Increase in overcrowded homes found
Families are squeezing into homes they have outgrown but do not have the money to move out of, heralding a return to overcrowding in UK housing, according to a new study.
Finance firm LV= said that after decades of overcrowding declining across the country, the trend had now reversed, with the average family losing 11 sq ft of living space in the past three years.
One in eight children now live in overcrowded homes while a similar number of families had made potentially unsafe modifications to their houses to create more space, the report said.
A survey of more than 1,000 households found that one in 12 families could not move for financial reasons while a similar number carried out work to create extra space, such as converting lofts or partitioning rooms.

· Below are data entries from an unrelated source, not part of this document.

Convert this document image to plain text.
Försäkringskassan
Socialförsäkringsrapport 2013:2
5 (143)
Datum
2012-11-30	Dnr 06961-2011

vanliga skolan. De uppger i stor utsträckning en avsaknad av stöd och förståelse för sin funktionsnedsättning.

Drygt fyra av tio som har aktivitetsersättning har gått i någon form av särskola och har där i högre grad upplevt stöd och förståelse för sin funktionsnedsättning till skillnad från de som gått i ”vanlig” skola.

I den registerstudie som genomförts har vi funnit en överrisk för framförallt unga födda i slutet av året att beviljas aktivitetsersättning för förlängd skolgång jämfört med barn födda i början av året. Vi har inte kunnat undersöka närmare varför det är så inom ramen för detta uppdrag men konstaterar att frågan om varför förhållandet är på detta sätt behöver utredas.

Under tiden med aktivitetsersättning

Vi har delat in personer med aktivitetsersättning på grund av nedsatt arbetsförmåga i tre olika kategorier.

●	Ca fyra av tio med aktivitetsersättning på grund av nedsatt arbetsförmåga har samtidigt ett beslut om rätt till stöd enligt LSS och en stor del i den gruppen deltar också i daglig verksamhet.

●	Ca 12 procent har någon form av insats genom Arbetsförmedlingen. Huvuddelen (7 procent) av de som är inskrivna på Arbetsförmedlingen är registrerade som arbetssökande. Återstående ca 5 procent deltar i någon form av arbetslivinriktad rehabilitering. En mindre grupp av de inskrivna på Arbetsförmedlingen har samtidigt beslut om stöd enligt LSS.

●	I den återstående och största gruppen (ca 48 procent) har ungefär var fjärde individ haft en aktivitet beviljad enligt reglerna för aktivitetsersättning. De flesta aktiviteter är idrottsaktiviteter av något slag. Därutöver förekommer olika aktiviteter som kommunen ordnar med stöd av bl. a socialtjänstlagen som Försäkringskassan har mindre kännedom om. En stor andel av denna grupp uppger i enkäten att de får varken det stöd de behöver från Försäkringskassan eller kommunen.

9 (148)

One in 50 people modifying their homes admitted contravening building regulations with alterations that could be unsafe.
The research also found that the number of people working from home has increased by a fifth since 2008, with makeshift workspaces being used in corridors, cupboards and under the stairs.
London families were said to be the worst affected, with around one in seven families living in overcrowded homes, twice the UK average.
John O'Roarke, managing director of LV= Home Insurance, said: "British families are feeling the squeeze as they are being forced to live in smaller homes than are suitable for their needs.
"High property prices have forced many families to remain in a house that they have outgrown and many are resorting to desperate measures to create extra space. The research found that hundreds of thousands of families are now living with makeshift modifications, which could be illegal and also unsafe.
"Building regulations are designed to ensure that home modifications are safe and we urge all those considering modifying their home to ensure any changes they are planning to make meet regulation standards."